Given $$f\left(x\right) \in \mathbb{R}\left[x\right]$$, if $$a + bi$$ is a root of $$f\left(x\right)$$, then $$a - bi$$ is a root of $$f\left(x\right)$$ as well.

Homework Equations

Factor Theorem: if $$f\left(x\right)$$ is a polynomial over a ring with identity, then $$a$$ is a root of $$f\left(x\right)$$ if and only if $$\left(x - a\right)$$ is a factor of $$f\left(x\right)$$.

The Attempt at a Solution

I know I did not do this in the standard way, but I was wondering if it still worked.

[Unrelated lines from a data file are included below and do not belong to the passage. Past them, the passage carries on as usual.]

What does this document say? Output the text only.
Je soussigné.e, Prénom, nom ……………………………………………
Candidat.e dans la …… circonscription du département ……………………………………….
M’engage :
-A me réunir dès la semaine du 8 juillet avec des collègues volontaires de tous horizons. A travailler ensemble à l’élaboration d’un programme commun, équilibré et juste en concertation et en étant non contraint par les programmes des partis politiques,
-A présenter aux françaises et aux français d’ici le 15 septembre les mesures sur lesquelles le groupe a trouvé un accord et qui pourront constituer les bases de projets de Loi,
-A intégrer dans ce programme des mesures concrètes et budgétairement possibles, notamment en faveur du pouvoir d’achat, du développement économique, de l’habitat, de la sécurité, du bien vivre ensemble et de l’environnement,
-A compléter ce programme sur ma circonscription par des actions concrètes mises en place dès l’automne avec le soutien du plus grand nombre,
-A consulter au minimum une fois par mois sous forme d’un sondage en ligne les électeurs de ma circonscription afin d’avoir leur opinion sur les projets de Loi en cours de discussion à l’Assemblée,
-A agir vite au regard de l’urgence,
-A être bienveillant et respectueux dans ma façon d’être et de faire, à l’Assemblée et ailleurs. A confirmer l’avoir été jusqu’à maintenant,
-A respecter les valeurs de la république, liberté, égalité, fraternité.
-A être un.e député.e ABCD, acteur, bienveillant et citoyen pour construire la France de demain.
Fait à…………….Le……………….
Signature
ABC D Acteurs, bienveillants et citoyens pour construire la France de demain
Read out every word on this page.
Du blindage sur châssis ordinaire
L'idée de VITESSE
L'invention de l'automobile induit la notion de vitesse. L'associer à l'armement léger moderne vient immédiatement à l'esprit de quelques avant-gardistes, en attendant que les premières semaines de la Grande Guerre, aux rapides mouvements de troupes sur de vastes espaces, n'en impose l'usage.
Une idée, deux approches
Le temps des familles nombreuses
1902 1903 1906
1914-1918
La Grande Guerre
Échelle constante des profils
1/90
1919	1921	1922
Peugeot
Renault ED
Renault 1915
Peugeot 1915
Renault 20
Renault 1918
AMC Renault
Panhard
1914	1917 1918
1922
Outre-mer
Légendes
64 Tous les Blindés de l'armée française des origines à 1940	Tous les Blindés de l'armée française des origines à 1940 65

If $$a + bi$$ is a root of $$f\left(x\right)$$, then $$f\left(a + bi\right) = 0$$, and so by the Factor Theorem $$x - \left(a + bi\right)$$ is a factor of $$f\left(x\right)$$.

Since $$\left(a + bi\right) \notin \mathbb{R}$$, $$\left(x - \left(a + bi\right)\right) \notin \mathbb{R}}\left[x\right]$$.

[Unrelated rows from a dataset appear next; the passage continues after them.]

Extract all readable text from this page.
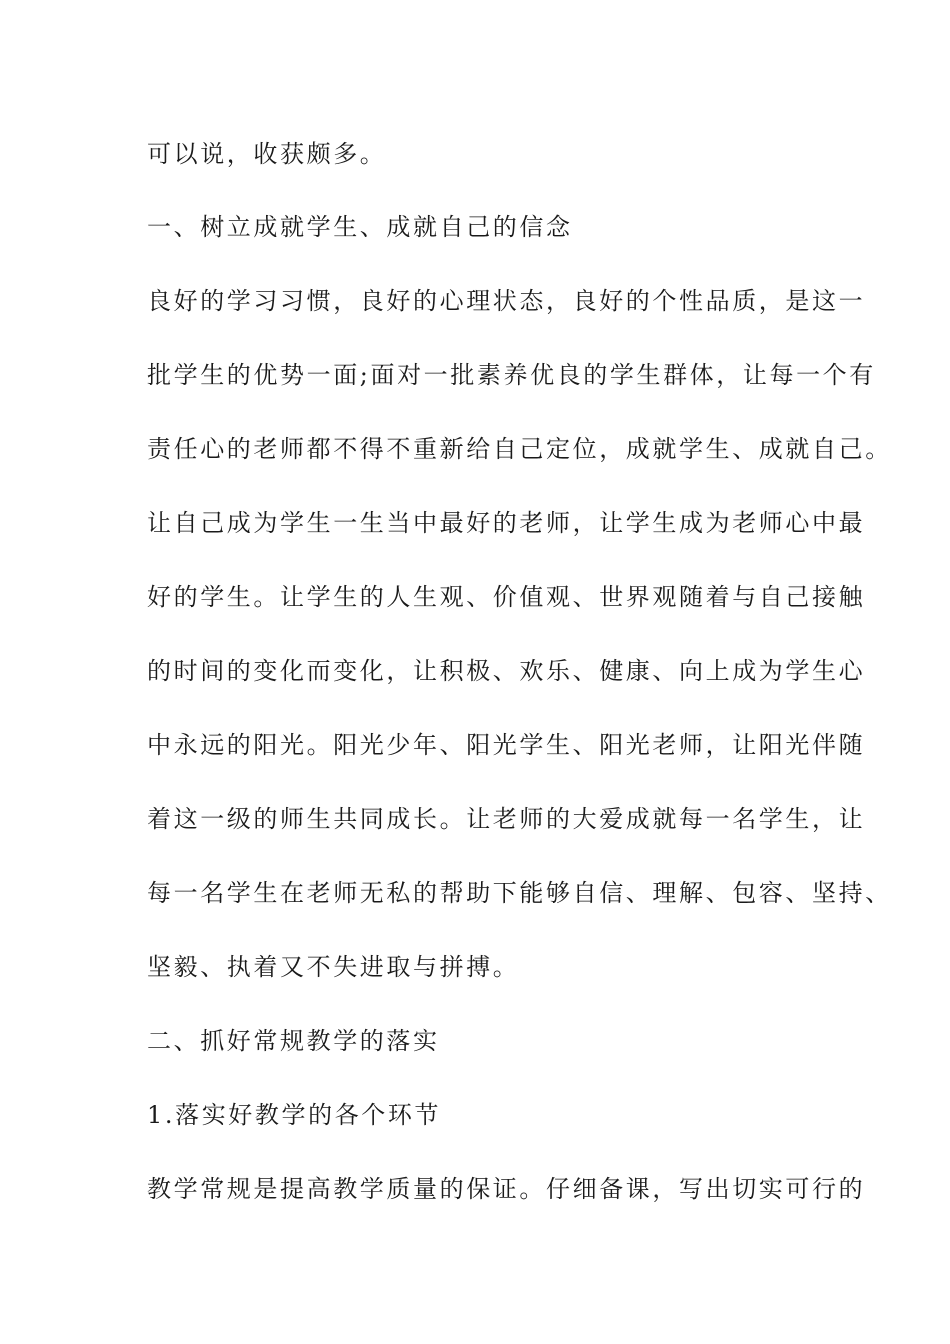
可以说，收获颇多。

一、树立成就学生、成就自己的信念

良好的学习习惯，良好的心理状态，良好的个性品质，是这一

批学生的优势一面;面对一批素养优良的学生群体，让每一个有

责任心的老师都不得不重新给自己定位，成就学生、成就自己。

让自己成为学生一生当中最好的老师，让学生成为老师心中最

好的学生。让学生的人生观、价值观、世界观随着与自己接触

的时间的变化而变化，让积极、欢乐、健康、向上成为学生心

中永远的阳光。阳光少年、阳光学生、阳光老师，让阳光伴随

着这一级的师生共同成长。让老师的大爱成就每一名学生，让

每一名学生在老师无私的帮助下能够自信、理解、包容、坚持、

坚毅、执着又不失进取与拼搏。

二、抓好常规教学的落实

1.落实好教学的各个环节

教学常规是提高教学质量的保证。仔细备课，写出切实可行的
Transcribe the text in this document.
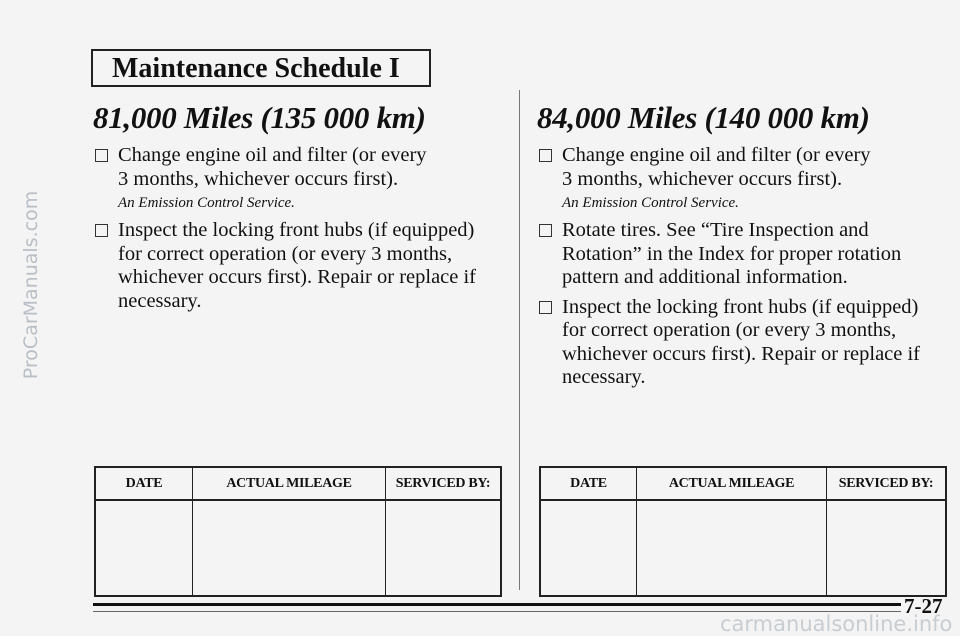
Maintenance Schedule I
81,000 Miles (135 000 km)
Change engine oil and filter (or every
3 months, whichever occurs first).
An Emission Control Service.
Inspect the locking front hubs (if equipped)
for correct operation (or every 3 months,
whichever occurs first). Repair or replace if
necessary.
84,000 Miles (140 000 km)
Change engine oil and filter (or every
3 months, whichever occurs first).
An Emission Control Service.
Rotate tires. See “Tire Inspection and
Rotation” in the Index for proper rotation
pattern and additional information.
Inspect the locking front hubs (if equipped)
for correct operation (or every 3 months,
whichever occurs first). Repair or replace if
necessary.
DATE	ACTUAL MILEAGE	SERVICED BY:
			DATE	ACTUAL MILEAGE	SERVICED BY:

7-27
ProCarManuals.com
carmanualsonline.info
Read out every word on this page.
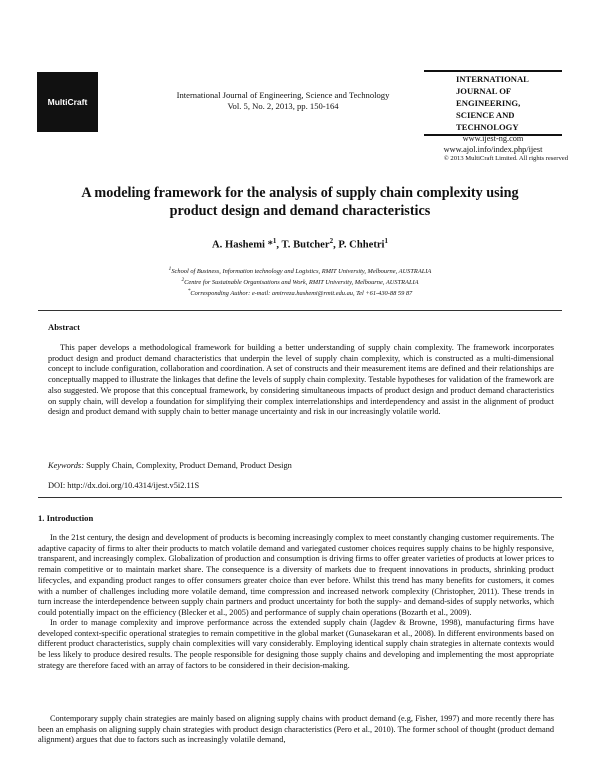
MultiCraft
International Journal of Engineering, Science and Technology
Vol. 5, No. 2, 2013, pp. 150-164
INTERNATIONAL
JOURNAL OF
ENGINEERING,
SCIENCE AND
TECHNOLOGY
www.ijest-ng.com
www.ajol.info/index.php/ijest
© 2013 MultiCraft Limited. All rights reserved
A modeling framework for the analysis of supply chain complexity using
product design and demand characteristics
A. Hashemi *$^1$, T. Butcher$^2$, P. Chhetri$^1$
$^1$School of Business, Information technology and Logistics, RMIT University, Melbourne, AUSTRALIA
$^2$Centre for Sustainable Organisations and Work, RMIT University, Melbourne, AUSTRALIA
*Corresponding Author: e-mail: amirreza.hashemi@rmit.edu.au, Tel +61-430-88 59 87
Abstract

This paper develops a methodological framework for building a better understanding of supply chain complexity. The framework incorporates product design and product demand characteristics that underpin the level of supply chain complexity, which is constructed as a multi-dimensional concept to include configuration, collaboration and coordination. A set of constructs and their measurement items are defined and their relationships are conceptually mapped to illustrate the linkages that define the levels of supply chain complexity. Testable hypotheses for validation of the framework are also suggested. We propose that this conceptual framework, by considering simultaneous impacts of product design and product demand characteristics on supply chain, will develop a foundation for simplifying their complex interrelationships and interdependency and assist in the alignment of product design and product demand with supply chain to better manage uncertainty and risk in our increasingly volatile world.

Keywords: Supply Chain, Complexity, Product Demand, Product Design
DOI: http://dx.doi.org/10.4314/ijest.v5i2.11S
1. Introduction

In the 21st century, the design and development of products is becoming increasingly complex to meet constantly changing customer requirements. The adaptive capacity of firms to alter their products to match volatile demand and variegated customer choices requires supply chains to be highly responsive, transparent, and increasingly complex. Globalization of production and consumption is driving firms to offer greater varieties of products at lower prices to remain competitive or to maintain market share. The consequence is a diversity of markets due to frequent innovations in products, shrinking product lifecycles, and expanding product ranges to offer consumers greater choice than ever before. Whilst this trend has many benefits for customers, it comes with a number of challenges including more volatile demand, time compression and increased network complexity (Christopher, 2011). These trends in turn increase the interdependence between supply chain partners and product uncertainty for both the supply- and demand-sides of supply networks, which could potentially impact on the efficiency (Blecker et al., 2005) and performance of supply chain operations (Bozarth et al., 2009).

In order to manage complexity and improve performance across the extended supply chain (Jagdev & Browne, 1998), manufacturing firms have developed context-specific operational strategies to remain competitive in the global market (Gunasekaran et al., 2008). In different environments based on different product characteristics, supply chain complexities will vary considerably. Employing identical supply chain strategies in alternate contexts would be less likely to produce desired results. The people responsible for designing those supply chains and developing and implementing the most appropriate strategy are therefore faced with an array of factors to be considered in their decision-making.

Contemporary supply chain strategies are mainly based on aligning supply chains with product demand (e.g, Fisher, 1997) and more recently there has been an emphasis on aligning supply chain strategies with product design characteristics (Pero et al., 2010). The former school of thought (product demand alignment) argues that due to factors such as increasingly volatile demand,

Therefore, $$\exists \left(c + di\right)$$ such that $$\left(x - \left(a + bi\right)\right)\left(x - \left(c + di\right)\right) \in \mathbb{R}}\left[x\right]$$.

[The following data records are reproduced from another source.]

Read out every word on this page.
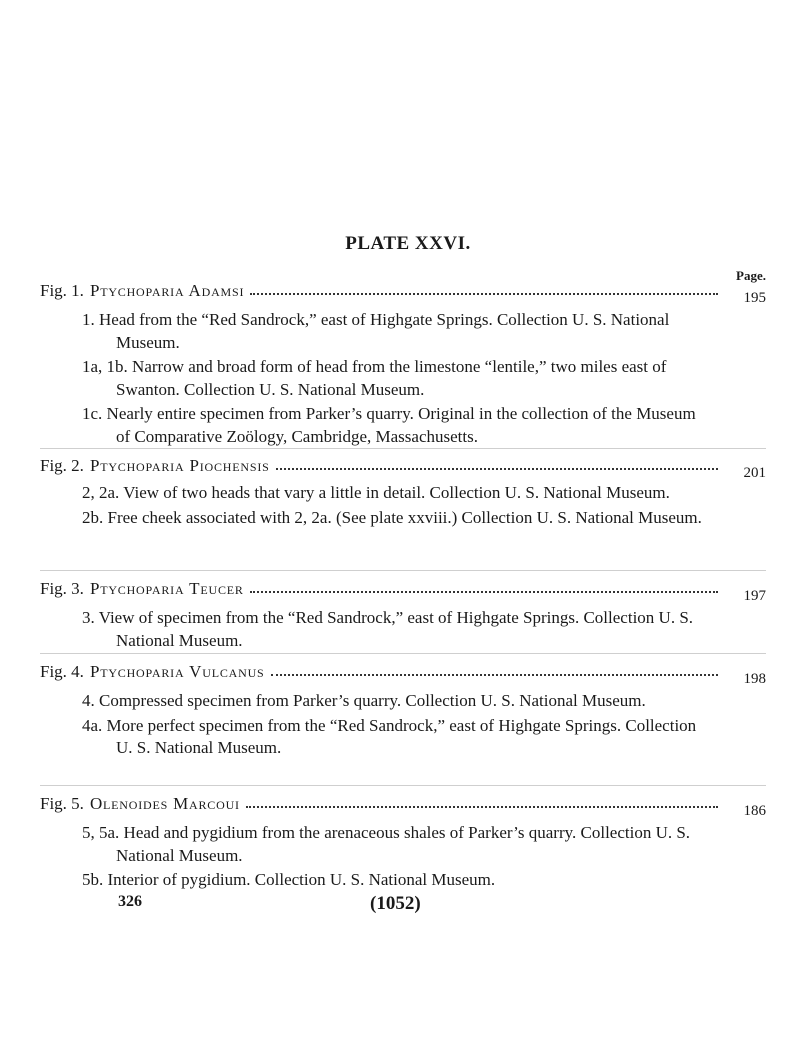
PLATE XXVI.
Page.
Fig. 1. Ptychoparia Adamsi	195
1. Head from the “Red Sandrock,” east of Highgate Springs. Collection U. S. National Museum.
1a, 1b. Narrow and broad form of head from the limestone “lentile,” two miles east of Swanton. Collection U. S. National Museum.
1c. Nearly entire specimen from Parker’s quarry. Original in the collection of the Museum of Comparative Zoölogy, Cambridge, Massachusetts.
Fig. 2. Ptychoparia Piochensis	201
2, 2a. View of two heads that vary a little in detail. Collection U. S. National Museum.
2b. Free cheek associated with 2, 2a. (See plate xxviii.) Collection U. S. National Museum.
Fig. 3. Ptychoparia Teucer	197
3. View of specimen from the “Red Sandrock,” east of Highgate Springs. Collection U. S. National Museum.
Fig. 4. Ptychoparia Vulcanus	198
4. Compressed specimen from Parker’s quarry. Collection U. S. National Museum.
4a. More perfect specimen from the “Red Sandrock,” east of Highgate Springs. Collection U. S. National Museum.
Fig. 5. Olenoides Marcoui	186
5, 5a. Head and pygidium from the arenaceous shales of Parker’s quarry. Collection U. S. National Museum.
5b. Interior of pygidium. Collection U. S. National Museum.
326	(1052)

$$\left(x - \left(a + bi\right)\right)\left(x - \left(c + di\right)\right)$$
$$=x^{2} - x\left(c + di\right) - x\left(a + bi\right) + \left(a + bi\right)\left(c + di\right)$$
$$=x^{2} - x\left(a + c\right) - x\left(b + d\right)i + \left(ac + \left(ad + bc\right)i - bd\right)$$
$$=x^{2} - x\left(a + c\right) - x\left(b + d\right)i + \left(ac + \left(ad + bc\right)i - bd\right)$$
$$=x^{2} - x\left(a + c\right) + ac - bd \left( ad + bc - x\left(b + d\right)\right)i$$

If $$\left(x^{2} - x\left(a + c\right) + ac - bd + \left( ad + bc - x\left(b + d\right)\right)i\right) \in \mathbb{R}}\left[x\right]$$, $$ad + bc - xb - xd = 0$$

Set $$c = a$$ and $$d = -b$$.

$$x^{2} - x\left(2a\right) + a^{2} - b^{2} + \left( ba - ab - x\left(b - b\right)\right)i$$
$$= x^{2} - x\left(2a\right) + a^{2} - b^{2} \in \mathbb{R}\left[x\right]$$

Therefore, $$\left(x - \left(a - bi\right)\right)$$ is a factor of $$f\left(x\right)}\left[x\right]$$, so $$a - bi$$ is a root of $$f\left(x\right)$$ in $$\mathbb{R}\left[x\right]$$.

 

[Dick]

You are way overcomplicating this, and missing an important point. Even if f(x) is quadratic it doesn't need to start as x^2+... A polynomial in R[x] has the form f(x)=a_n*x^n+a_{n-1}*x^(n-1)+...+a1*x+a0, where all of the a's are REAL, right? If f(x)=0 what does taking the complex conjugate tell you?